Well, after two weeks of nothing, I've decided to try again. Maybe after a break from school, I can start back and manage something somewhere near normal...maybe.

It's been two weeks now since I went to the emergency room and my ears still hurt like hell. I feel like my ear drums are gonna blow out. I wish they would, then maybe they'd stop hurting.

Bazy and Sassy are still goin at it on a regular basis with tiny Bazy kickin big ol Sassy's butt. I knew animals could be a bit dense sometimes, but Sassy's entering the realm of just plain f**kin stupid.

I have a regular head shrinker appointment now, but after three visits, I don't know if I really want to go anymore.

The first two visits were ok, giving the usual sob story of my background, blah blah blah, but this last one sucked. I don't know what happened, what I said or did, how the planets were aligned or what it was, but everything I said was turned around and thrown back at me in the form of an attack. She threw my sense of humor at me, things my mom used to say and do, she acted like some simple little, worthless letter would fix things with my dad. Half of the stuff she brought up I didn't want to work on. I know what sarcasm supposedly means and I know my dad and I have a bit of a messed f relationship sometimes, but what father and daughter don't?

I promised my mom to give it another go and try to lay out for her what I want to work on, but I dunno if I can stand up for myself enough to even do that.

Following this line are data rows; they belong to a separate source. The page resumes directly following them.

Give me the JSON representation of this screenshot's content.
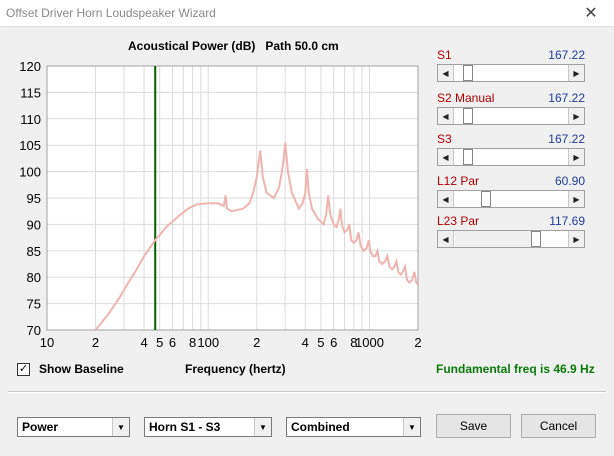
{
  "window": {
    "title": "Offset Driver Horn Loudspeaker Wizard",
    "close_glyph": "✕"
  },
  "chart_header": {
    "title": "Acoustical Power (dB)",
    "path": "Path 50.0 cm"
  },
  "chart_data": {
    "type": "line",
    "title": "Acoustical Power (dB)",
    "xlabel": "Frequency (hertz)",
    "ylabel": "",
    "x_scale": "log",
    "xlim": [
      10,
      2000
    ],
    "ylim": [
      70,
      120
    ],
    "grid": true,
    "y_ticks": [
      70,
      75,
      80,
      85,
      90,
      95,
      100,
      105,
      110,
      115,
      120
    ],
    "x_ticks": [
      {
        "value": 10,
        "label": "10"
      },
      {
        "value": 20,
        "label": "2"
      },
      {
        "value": 40,
        "label": "4"
      },
      {
        "value": 50,
        "label": "5"
      },
      {
        "value": 60,
        "label": "6"
      },
      {
        "value": 80,
        "label": "8"
      },
      {
        "value": 100,
        "label": "100"
      },
      {
        "value": 200,
        "label": "2"
      },
      {
        "value": 400,
        "label": "4"
      },
      {
        "value": 500,
        "label": "5"
      },
      {
        "value": 600,
        "label": "6"
      },
      {
        "value": 800,
        "label": "8"
      },
      {
        "value": 1000,
        "label": "1000"
      },
      {
        "value": 2000,
        "label": "2"
      }
    ],
    "marker_line": {
      "x": 46.9,
      "color": "#006400"
    },
    "series": [
      {
        "color": "#f0b4b0",
        "points": [
          [
            20,
            70
          ],
          [
            24,
            73
          ],
          [
            28,
            76
          ],
          [
            32,
            79
          ],
          [
            36,
            81.5
          ],
          [
            40,
            84
          ],
          [
            46.9,
            87
          ],
          [
            55,
            89.5
          ],
          [
            65,
            91.5
          ],
          [
            75,
            93
          ],
          [
            85,
            93.8
          ],
          [
            100,
            94
          ],
          [
            115,
            94
          ],
          [
            125,
            93.5
          ],
          [
            128,
            95.5
          ],
          [
            131,
            93
          ],
          [
            140,
            92.5
          ],
          [
            165,
            93
          ],
          [
            180,
            94
          ],
          [
            190,
            96
          ],
          [
            200,
            99
          ],
          [
            210,
            104
          ],
          [
            218,
            99
          ],
          [
            230,
            96
          ],
          [
            255,
            95
          ],
          [
            275,
            97
          ],
          [
            290,
            101
          ],
          [
            300,
            105.5
          ],
          [
            312,
            100
          ],
          [
            330,
            96
          ],
          [
            365,
            93
          ],
          [
            385,
            94
          ],
          [
            400,
            96
          ],
          [
            410,
            100.5
          ],
          [
            420,
            96
          ],
          [
            440,
            93
          ],
          [
            480,
            91
          ],
          [
            520,
            90
          ],
          [
            540,
            92
          ],
          [
            555,
            95.5
          ],
          [
            570,
            92
          ],
          [
            600,
            90
          ],
          [
            625,
            89.5
          ],
          [
            645,
            91
          ],
          [
            660,
            93
          ],
          [
            675,
            90
          ],
          [
            700,
            88.5
          ],
          [
            730,
            89
          ],
          [
            750,
            90
          ],
          [
            770,
            87
          ],
          [
            800,
            86.5
          ],
          [
            830,
            87
          ],
          [
            855,
            88.5
          ],
          [
            880,
            86
          ],
          [
            920,
            85
          ],
          [
            960,
            85.5
          ],
          [
            990,
            87
          ],
          [
            1010,
            85
          ],
          [
            1050,
            84
          ],
          [
            1090,
            84
          ],
          [
            1120,
            85
          ],
          [
            1150,
            83
          ],
          [
            1200,
            82.5
          ],
          [
            1250,
            83
          ],
          [
            1290,
            84
          ],
          [
            1330,
            82
          ],
          [
            1380,
            81.5
          ],
          [
            1430,
            82
          ],
          [
            1470,
            83
          ],
          [
            1510,
            81
          ],
          [
            1560,
            80.5
          ],
          [
            1610,
            81
          ],
          [
            1660,
            82
          ],
          [
            1710,
            79.5
          ],
          [
            1770,
            79
          ],
          [
            1840,
            79.5
          ],
          [
            1900,
            81
          ],
          [
            1950,
            79
          ],
          [
            2000,
            78.5
          ]
        ]
      }
    ]
  },
  "sliders": [
    {
      "label": "S1",
      "value": "167.22",
      "position": 0.12
    },
    {
      "label": "S2  Manual",
      "value": "167.22",
      "position": 0.12
    },
    {
      "label": "S3",
      "value": "167.22",
      "position": 0.12
    },
    {
      "label": "L12  Par",
      "value": "60.90",
      "position": 0.28
    },
    {
      "label": "L23  Par",
      "value": "117.69",
      "position": 0.72
    }
  ],
  "slider_glyphs": {
    "left": "◀",
    "right": "▶"
  },
  "baseline": {
    "label": "Show Baseline",
    "checked": true,
    "check_glyph": "✓"
  },
  "freq_label": "Frequency (hertz)",
  "fundamental": "Fundamental freq is 46.9 Hz",
  "combos": [
    {
      "id": "type",
      "value": "Power"
    },
    {
      "id": "horn",
      "value": "Horn S1 - S3"
    },
    {
      "id": "mode",
      "value": "Combined"
    }
  ],
  "combo_arrow": "▼",
  "buttons": {
    "save": "Save",
    "cancel": "Cancel"
  }
}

I think the major issue is part of what I wanted to work on in the first place, I dont trust anyone at all. Hell, most of the time I don't even trust myself. Then, to top ot all off I know that what ever say is going to be scrutinized and JUDGED. It makes me clam up even know. *sigh*

I don't know what to do anymore. I know I need help on bigger things, but I don't see why some of the little things have to be changed. Sure somethings will have to change to add up to the big picture, but why does she get to pick?

Oh well, back to my Ewan McGregor movies, I need comfort again.